Faktor Hygiene (Kesehatan Kerja)
Faktor hygiene adalah faktor-faktor yang mengurangi ketidakpuasan kerja. Herzberg juga menyatakan bahwa faktor kebersihan adalah ekstrinsik dari pekerjaan, dan berfungsi dalam kaitan dengan "kebutuhan untuk menghindari ketidaknyamanan" (Herzberg, 1966).
Faktor kesehatan kerja, ketimbang berkaitan dengan isi pekerjaan itu sendiri, cenderung berhubungan dengan faktor kontekstual seperti hubungan interpersonal, gaji, kebijakan dan administrasi perusahaan, hubungan dengan supervisor dan kondisi kerja.

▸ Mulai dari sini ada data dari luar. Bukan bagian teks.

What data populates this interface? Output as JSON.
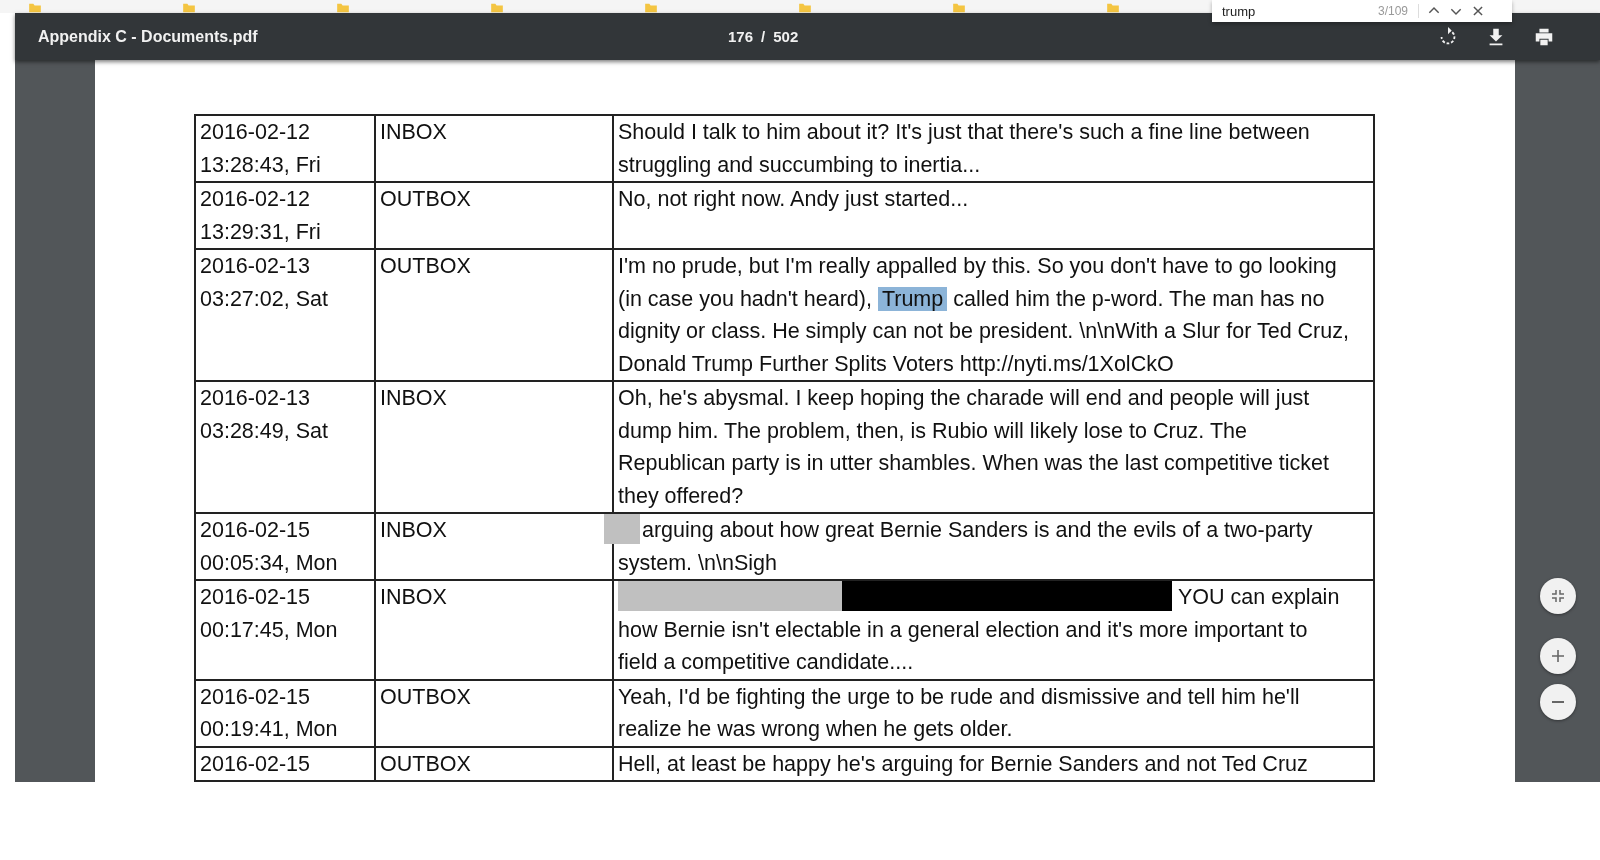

- Relationship atau Hubungan
Hubungan antarpribadi melibatkan hubungan pribadi dan hubungan kerja antara seorang pegawai dengan penyelianya, bawahan, dan rekan sejawatnya. Hal ini dapat terwujud dalam, misalnya, interaksi terkait pekerjaan serta diskusi sosial baik di lingkungan kerja maupun selama waktu istirahat informal.
- Remuneration atau Penghasilan
Mencakup kenaikan upah atau gaji, dan secara negatif, ekspektasi upah atau kenaikan gaji. Apabila sub-faktor ini jauh dari ekepektasi dalam arti jauh dari kewajaran, maka aspek ketidakpuasan kerja akan muncul. Termasuk adalah kelambatan atau penundaan gaji atau honor, akan membuat ketidakpuasan muncul karena pegawai merasa tidak dihargai dan situasi kesehatan kerja menjadi tidak ideal. Â (Alshmemri et al., 2017).
- Company Policies atau Kebijakan dan administrasi perusahaan
Kebijakan dan administrasi perusahaan mencakup faktor-faktor seperti sejauh mana kebijakan dan pedoman organisasi dan manajemen perusahaan jelas atau tidak jelas. Misalnya, kurangnya pendelegasian wewenang, kebijakan dan prosedur yang tidak jelas, serta komunikasi dapat menyebabkan ketidakpuasan kerja (Alshmemri et al., 2017).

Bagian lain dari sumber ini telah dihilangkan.